“Into The Light” Reflection by Brianna Bovill

“Into The Light” Reflection by Brianna Bovill

What is nature? According to Edward Munch “Nature is not only all that is visible to the eye… it also includes the inner pictures of the soul.” This quote chosen by curator, Jamaal Eversley, defines the exhibit as an expression of nature, the spiritual, and “the human tendency to reach for the light in the darkest of times.” This gallery brought together two artist, M.C. Mendez and Fritz Ducheine, a pair that could not be more fundamentally different, but both with bodies of work defined by the comfort of looking to nature to understand ourselves and an overarching message of empathy and hope.

Fritz’s Ducheine’s work shows the connection he draws between men’s connection to nature and a peaceful world. In “Reincarnation of Queen Anakaona”, Ducheine had a vision of a haitian chieftess and poet Anakaona. In the land that pre-dates modern Haiti, men had an agricultural tribal lifestyle and according to Ducheine lived peacefully because “nature gave them everything they needed to be free. When we learn to live with nature, it will gently embrace us.” Like Ducheine, sometimes all we have is a vision, that the peace is in our minds but the pain around us keeps us from realizing it. The power is knowing within us, we hold the ability to be free. The artist says to reckon with our spirituality, we have to see the significance of the ant, to see how we are part of nature’s peaceful fullness. Ducheine’s uses these convictions to open his mind and when he closes his eyes he has visions. He sees great figures in history and passes down their message of peace. He sees the world inside of a tree, and the freedom of birds, and transmutes it onto canvas. 

Mendez too looks to nature for solace. In her work “Ladder Collage,” a figure is seen gazing through a window at the moon. Behind her is another curled in pain, writhing in confusion wrapped in a net. This piece is about the artist’s grappling with the pain and confusion throughout the healing of a head injury in a landscape of spiritual interim. She is compassionately viewing the process of going on and surviving by simply understanding the phases of growth by gazing at a full moon. The moon that guides all of nature and is a symbol to humanity of continuity and persistence. Mendez offers her figures a ladder, a symbolic gesture of climbing out. She inspires empathy by allowing her figures honest repose depicting the model’s natural expression of their naked back vulnerable facing the viewer. In inspiring empathy for her figures, she extends compassion for herself through processing her powerlessness and by extension, all the pain realized in others. 

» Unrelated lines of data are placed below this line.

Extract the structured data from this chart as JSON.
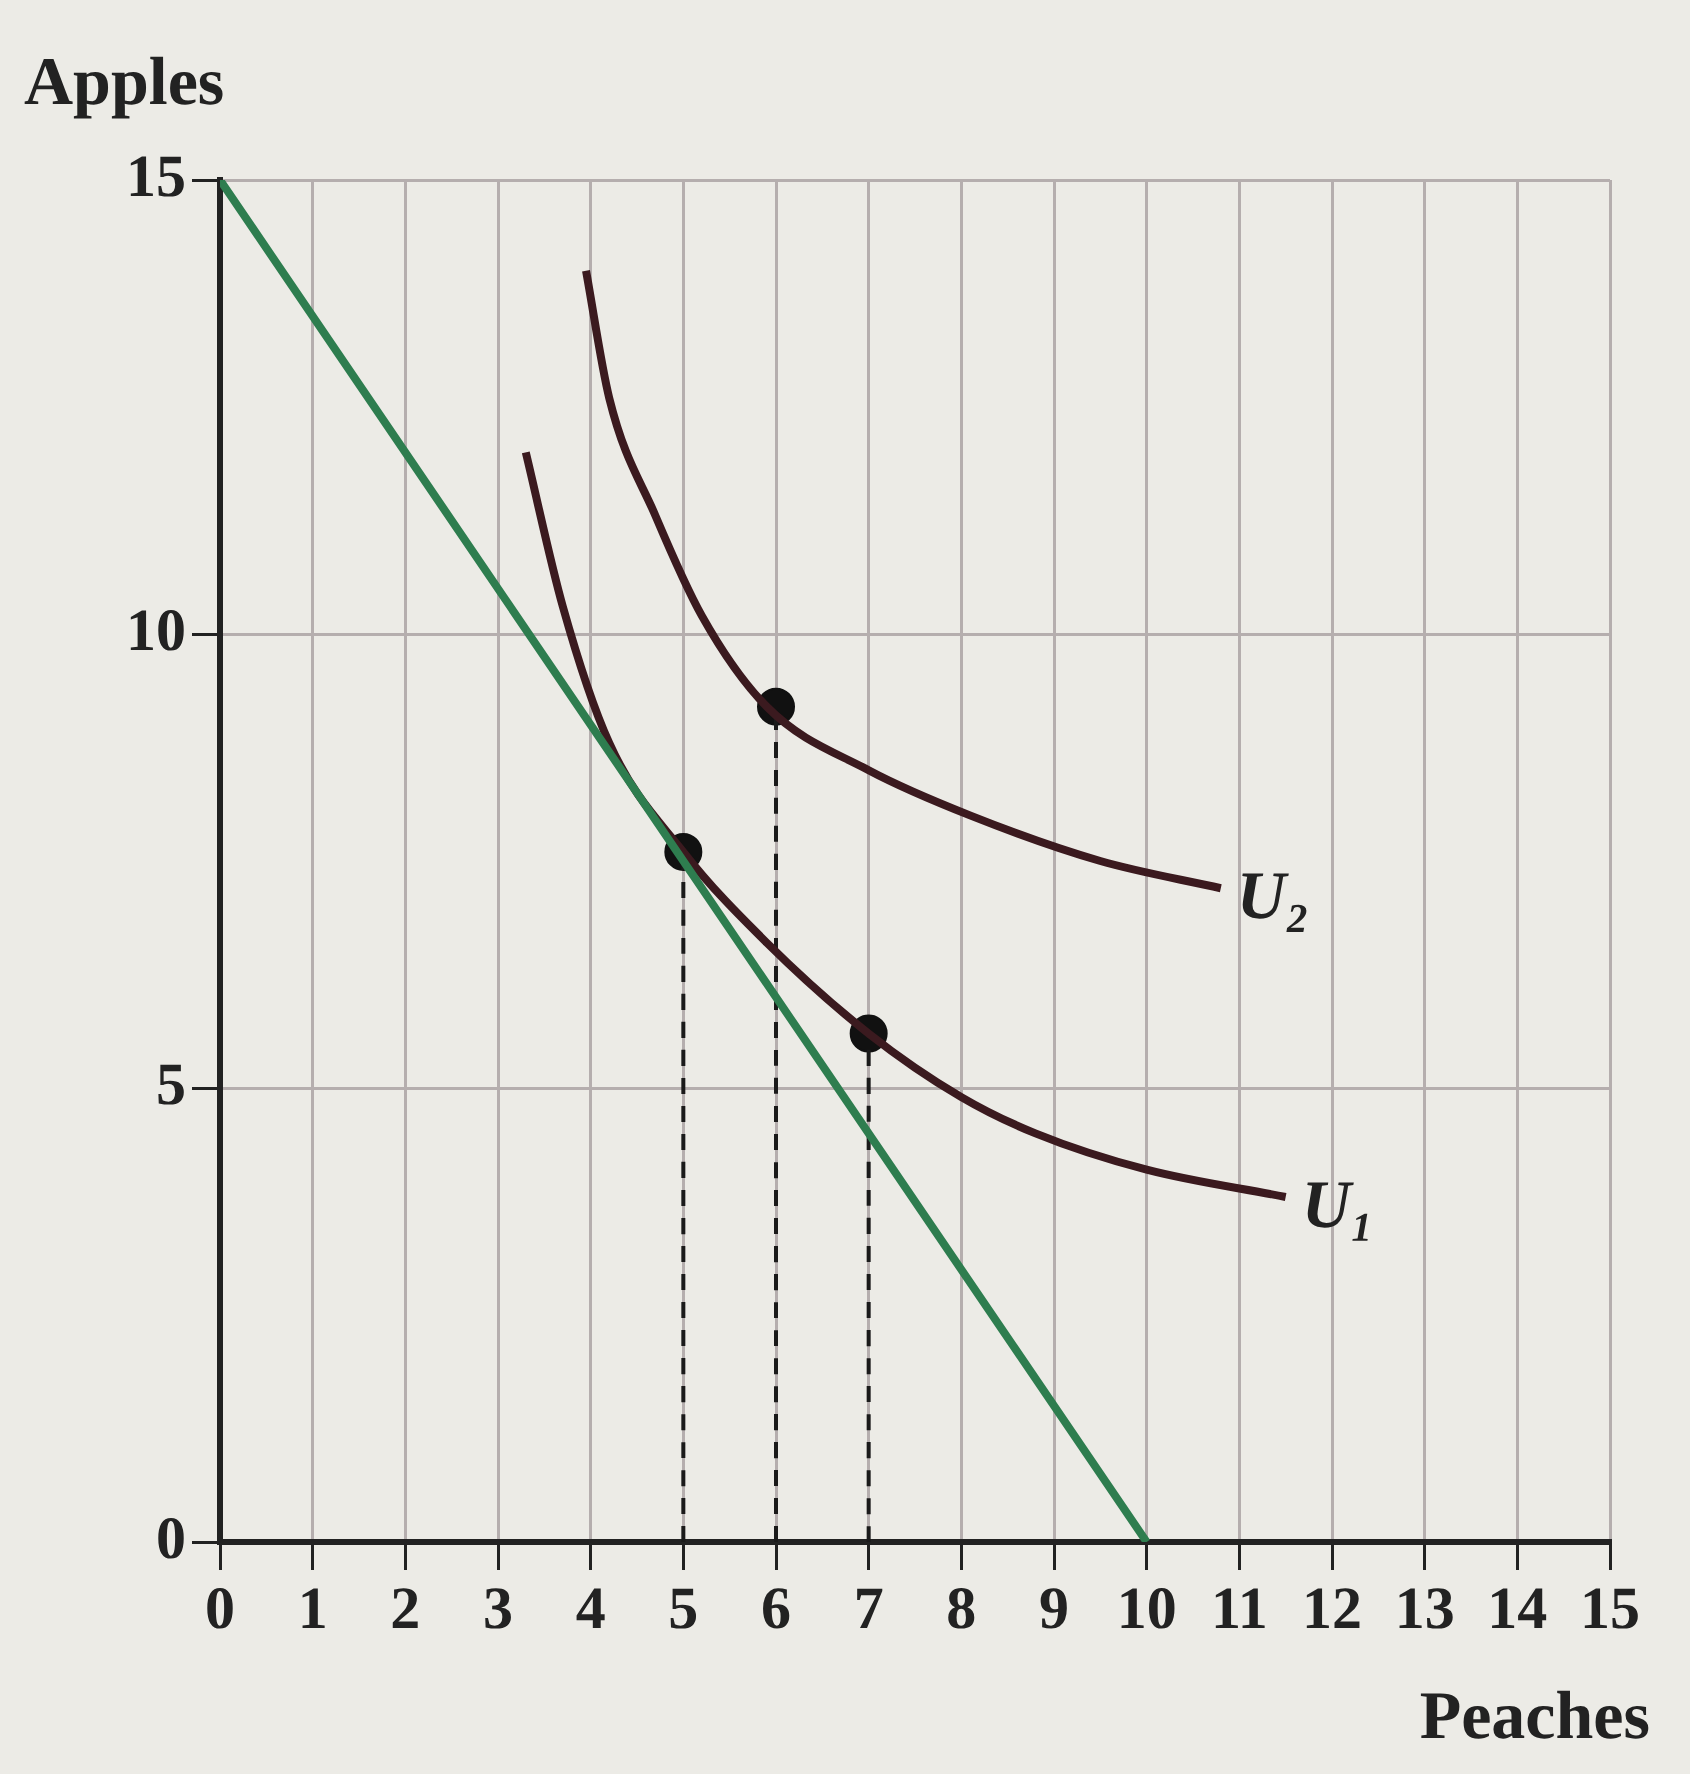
{
  "chart_data": {
    "type": "line",
    "xlabel": "Peaches",
    "ylabel": "Apples",
    "xlim": [
      0,
      15
    ],
    "ylim": [
      0,
      15
    ],
    "xticks": [
      0,
      1,
      2,
      3,
      4,
      5,
      6,
      7,
      8,
      9,
      10,
      11,
      12,
      13,
      14,
      15
    ],
    "yticks": [
      0,
      5,
      10,
      15
    ],
    "grid": true,
    "legend": false,
    "series": [
      {
        "type": "line",
        "color": "#2e7d4f",
        "x": [
          0,
          10
        ],
        "values": [
          15,
          0
        ]
      },
      {
        "type": "line",
        "name": "U₁",
        "color": "#3b1a1f",
        "x": [
          3.3,
          3.7,
          4.2,
          5,
          5.9,
          7,
          8,
          8.8,
          10,
          11.5
        ],
        "values": [
          12,
          10.3,
          8.8,
          7.6,
          6.6,
          5.6,
          4.9,
          4.5,
          4.1,
          3.8
        ]
      },
      {
        "type": "line",
        "name": "U₂",
        "color": "#3b1a1f",
        "x": [
          3.95,
          4.2,
          4.7,
          5.2,
          5.9,
          7,
          8.1,
          9.5,
          10.8
        ],
        "values": [
          14,
          12.6,
          11.3,
          10.2,
          9.2,
          8.5,
          8,
          7.5,
          7.2
        ]
      },
      {
        "type": "line",
        "line_style": "dashed",
        "color": "#1a1a1a",
        "x": [
          5,
          5
        ],
        "values": [
          0,
          7.6
        ]
      },
      {
        "type": "line",
        "line_style": "dashed",
        "color": "#1a1a1a",
        "x": [
          6,
          6
        ],
        "values": [
          0,
          9.2
        ]
      },
      {
        "type": "line",
        "line_style": "dashed",
        "color": "#1a1a1a",
        "x": [
          7,
          7
        ],
        "values": [
          0,
          5.6
        ]
      },
      {
        "type": "scatter",
        "marker": "circle",
        "color": "#111111",
        "x": [
          5,
          6,
          7
        ],
        "values": [
          7.6,
          9.2,
          5.6
        ]
      }
    ]
  }
}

Simple with her words, Mendez encapsulated the meaning with a short reading of ‘Lessons’ by Rosemerry Wahtola Trummer: “How could we ever forget?

As if soil could forget

it is here to feed the trees.

As if trees could forget

they are here to feed the soil.

How could anything

ever get in the way of generosity?

Sometimes, we can only guide people out of the darkness by pointing them to the light. 

Looking at both the artists’ work featured in this exhibit, you can see one similarity in composition, vivid color on a dark background. It almost gives their visions an ominous tone, but this stylistic choice is the actuality that color stands brighter against darkness. To hope in the darkest of times and reach for the light is the realization of our spirituality.